You know the story, you’ve been sat on your hands for weeks waiting for any sign of a break in the weather. In the mean time your pride and joy has been sat tied up against the harbour wall turning itself into one hugely expensive harbour ornament. Then it happens, by sheer luck the weather abates and the tides just fall right so that you can finally have a couple of hours at sea. You’re burning your expensive fuel on the short run to your first mark of the day, battling the sea which hasn’t quite flattened as much as the forecast “promised” then you arrive, your much prized but so far under used fishfinder greets you with this:-
And that’s when it goes down hill!
With the promise of good Pollack, Coalfish and even the chance of a Rock Cod on the menu we’d brought everything but the kitchen sink to throw at them on this shallow reef mark. When the first drop down on the test drift with Pink Hockai lures resulted in a huge bend in the rod we both thought we were on to a winner for the day, after a 5 minute battle the fish was gone again but not to worry. There was a large patch of good sized fish chasing amongst bait fish and we were going to fill our boots. Or so we thought.
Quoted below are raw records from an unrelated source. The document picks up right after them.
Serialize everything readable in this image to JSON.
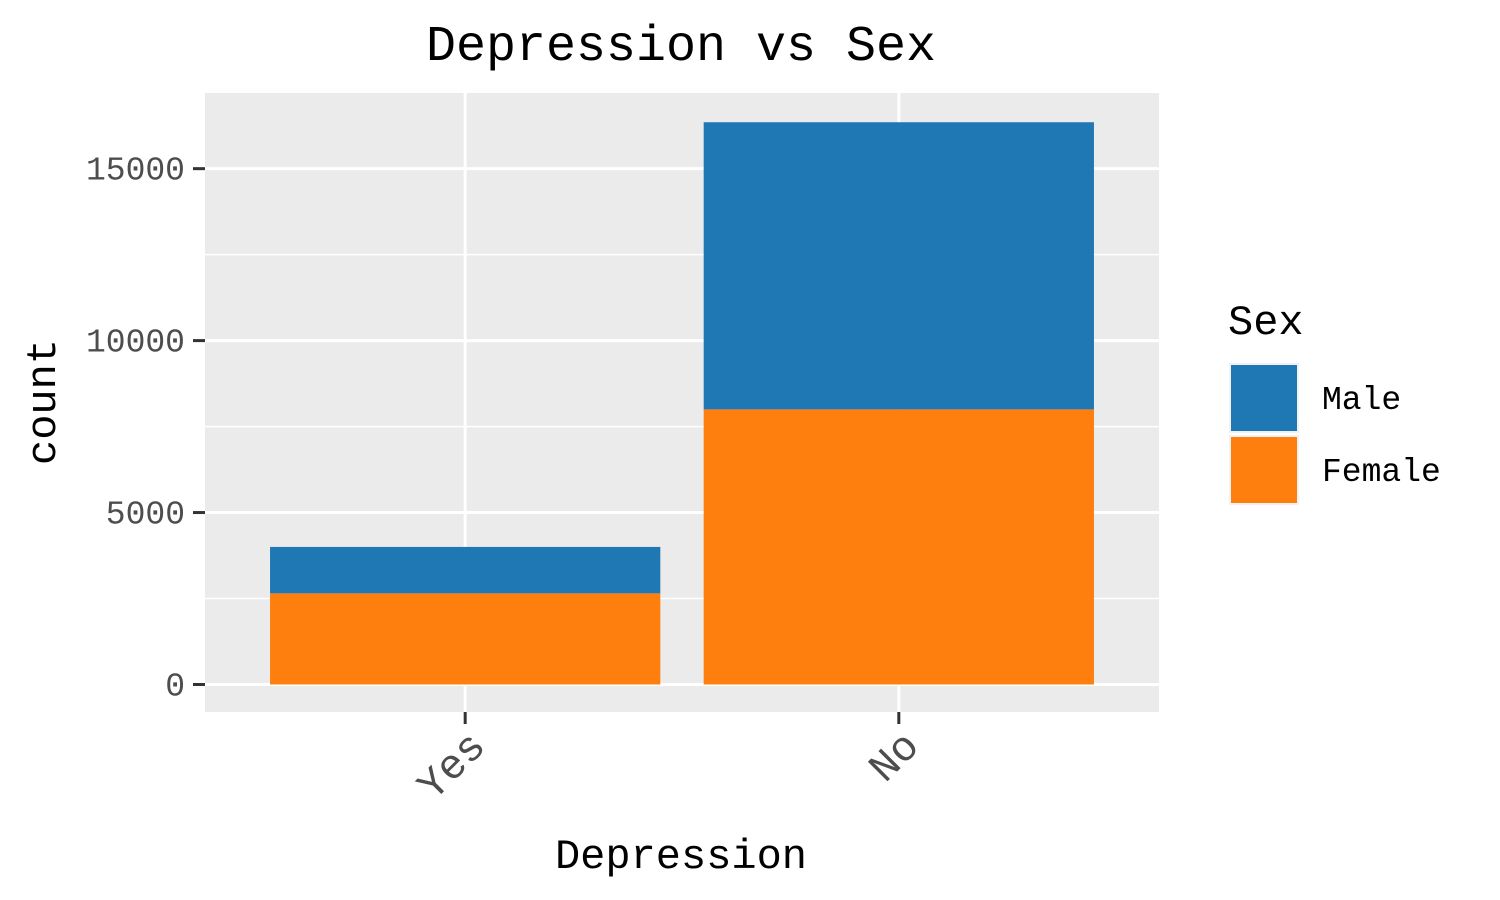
{
  "chart_data": {
    "type": "bar",
    "stacked": true,
    "title": "Depression vs Sex",
    "xlabel": "Depression",
    "ylabel": "count",
    "categories": [
      "Yes",
      "No"
    ],
    "series": [
      {
        "name": "Male",
        "values": [
          1350,
          8350
        ],
        "color": "#1f77b4"
      },
      {
        "name": "Female",
        "values": [
          2650,
          8000
        ],
        "color": "#ff7f0e"
      }
    ],
    "yticks": [
      0,
      5000,
      10000,
      15000
    ],
    "ytick_labels": [
      "0",
      "5000",
      "10000",
      "15000"
    ],
    "ylim": [
      -800,
      17200
    ],
    "grid": true,
    "legend": {
      "title": "Sex",
      "position": "right"
    }
  }
}
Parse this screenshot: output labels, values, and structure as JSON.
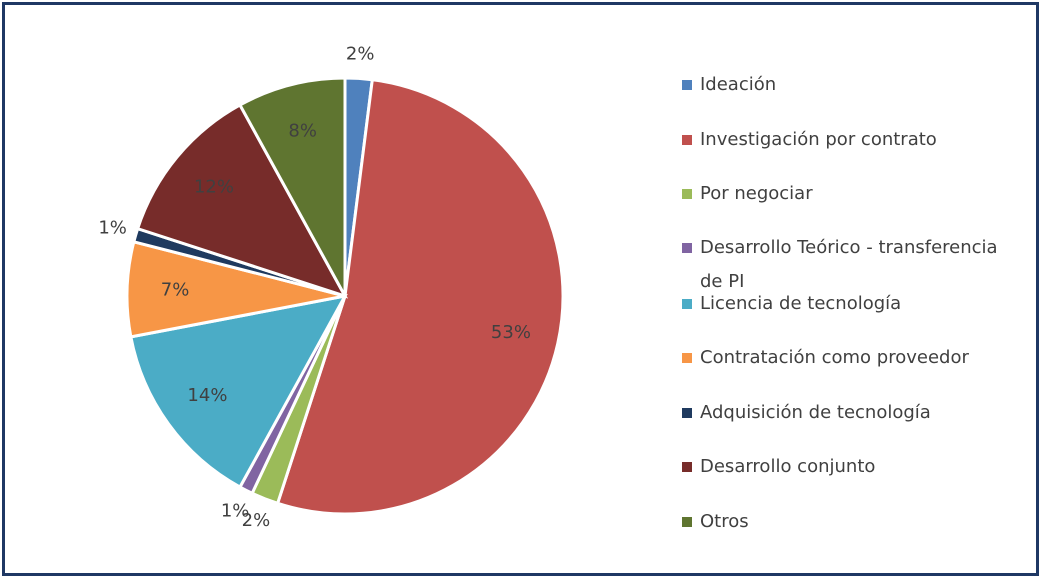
{
  "chart_data": {
    "type": "pie",
    "categories": [
      "Ideación",
      "Investigación por contrato",
      "Por negociar",
      "Desarrollo Teórico - transferencia de PI",
      "Licencia de tecnología",
      "Contratación como proveedor",
      "Adquisición de tecnología",
      "Desarrollo conjunto",
      "Otros"
    ],
    "values": [
      2,
      53,
      2,
      1,
      14,
      7,
      1,
      12,
      8
    ],
    "value_labels": [
      "2%",
      "53%",
      "2%",
      "1%",
      "14%",
      "7%",
      "1%",
      "12%",
      "8%"
    ],
    "colors": [
      "#4f81bd",
      "#c0504d",
      "#9bbb59",
      "#8064a2",
      "#4bacc6",
      "#f79646",
      "#1f3a5f",
      "#772c2a",
      "#5f7530"
    ],
    "legend": "right"
  }
}
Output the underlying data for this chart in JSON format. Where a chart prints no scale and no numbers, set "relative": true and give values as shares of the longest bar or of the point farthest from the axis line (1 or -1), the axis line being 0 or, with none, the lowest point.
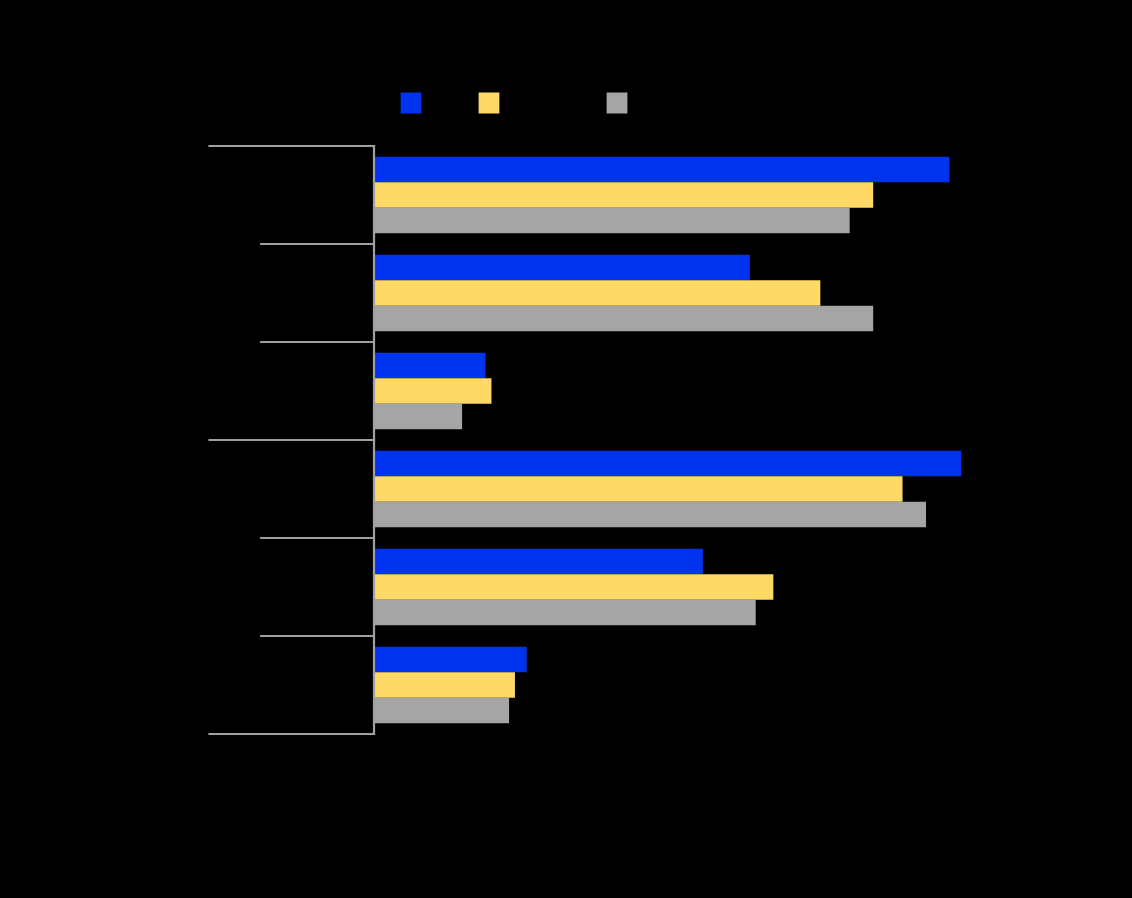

For 2 hours we repeated this drift, going over large amounts of fish and we didn’t get another single take. From black/red powerbait worms, every variety/size of Hockai to the much fabled Sidewinder lures. We even tried various Mackerel baits all without so much a a single take. I couldn’t believe it. The fish were there, I have abosolutely no doubt about that, they just weren’t interested in what we had to offer them.
This isn’t an isolated story, people think that boat fishing is just a case of heading out to sea, dropping your line and pulling up fish. I was even speaking to a very experienced shore match angler last week or pretty much dismissed all boat angling as such. He didn’t see any challenge? But there is a real art to pulling in big fish on a boat and it’s as much about the your water craft as anything else.
In the cold light of day 2 days later (and with the full benefit of my current charts) I can see exactly where we went wrong. When we first arrived at that mark we had the tide and force 4 wind in the same direction. However no sooner had we fished our first drift (2 hours before high water) when there was a shift in the current. this left us being pushed with the wind (my boat is influenced much more by the wind) at a funny angle across the tide. And by funny I mean not an angle the fish see as natural.
I have no doubt whatsoever that we could fish that same spot again with either the wind with a bit of north in it or even a bit less strength and be in to double figure Pollack and Coalfish. That is boat fishing.